Hi Scott,
thank you for checking this issue. your solution is working for most of the cases of my input file but its giving issue if the data as below.
Input:
123.5|ABC.|.|.|.
234.4|DEF|.|.|.|.|.|
Desired output :
123.5|ABC.|||.
234.4|DEF||||||
But your solution is giving the output as below.
123.5|ABC|||.
234.4|DEF||||||
So basically if the string ABC has included '.' then its not working as expected. So I thing we need to look for the entire string "|.|" instead of ".|"
With the g modifier, what matched once is out of scope for another match.
But a loop can do it
sed '
:L
s/|\.|/||/
tL
'
Another solution is perl: by using a look-ahead an RE substitution with g modifier will do it.
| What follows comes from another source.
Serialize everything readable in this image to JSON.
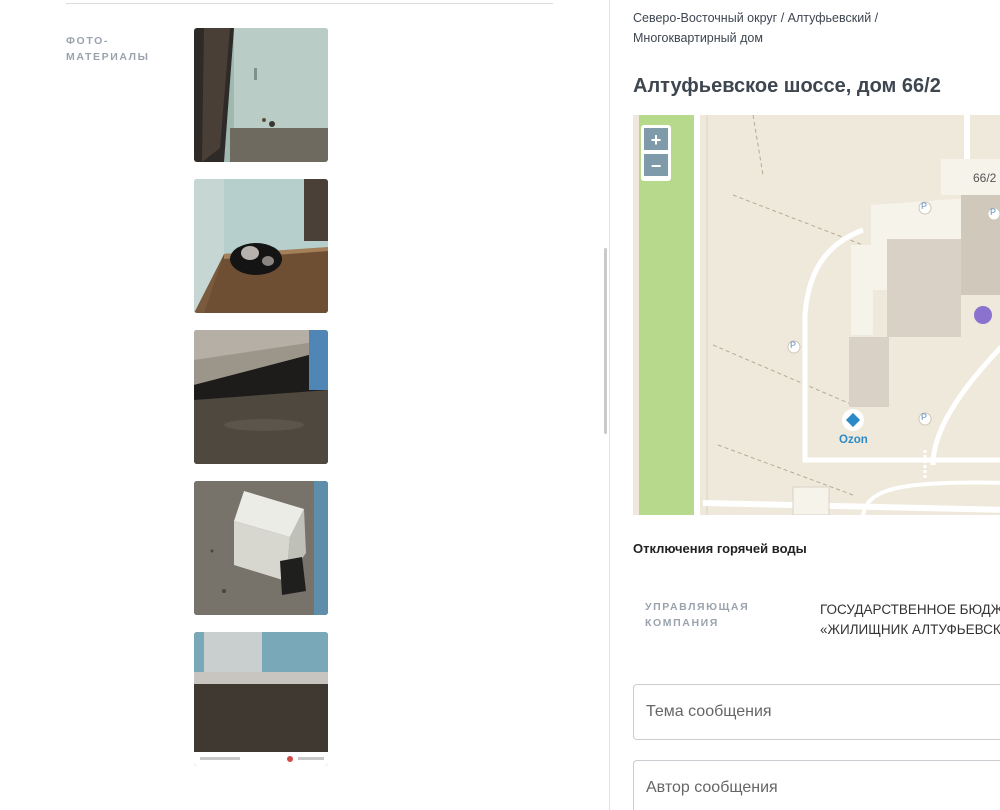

---------- Post updated at 03:10 ---------- Previous update was at 00:58 ----------
For completeness, here it is:
perl -pe 's/\|\.(?=\|)/|/g'
The (?= ) is the look-ahead; hard to remember, I always consult this tutorial.
Because the look-ahead is not part of the match, it must be not restored in the substitution.
Perl(version >= 5) uses an extended regular expression: | means "or", must be \ escaped.
Running the sed twice will also fixing the issue but the there are chances that the string will repeat more than twice also and hard to identify how many times the string will repeat in the file.
Hence used the perl solution which is working in all conditions.
Thank you so much all of you for the solution.
I didn't say to run sed twice; I said to run sed once using the global substitution twice. Running that global substitute twice will take care of ALL occurrences of the pattern you said you wanted to change. You might remember that the 2nd sample input you provided:
234.4|DEF|.|.|.|.|.|
contained 5 occurrences of the pattern you wanted to modify and that sed command produced exactly the output you said you wanted:
234.4|DEF||||||
removing all 5 occurrences of periods between vertical bars; not just two of them.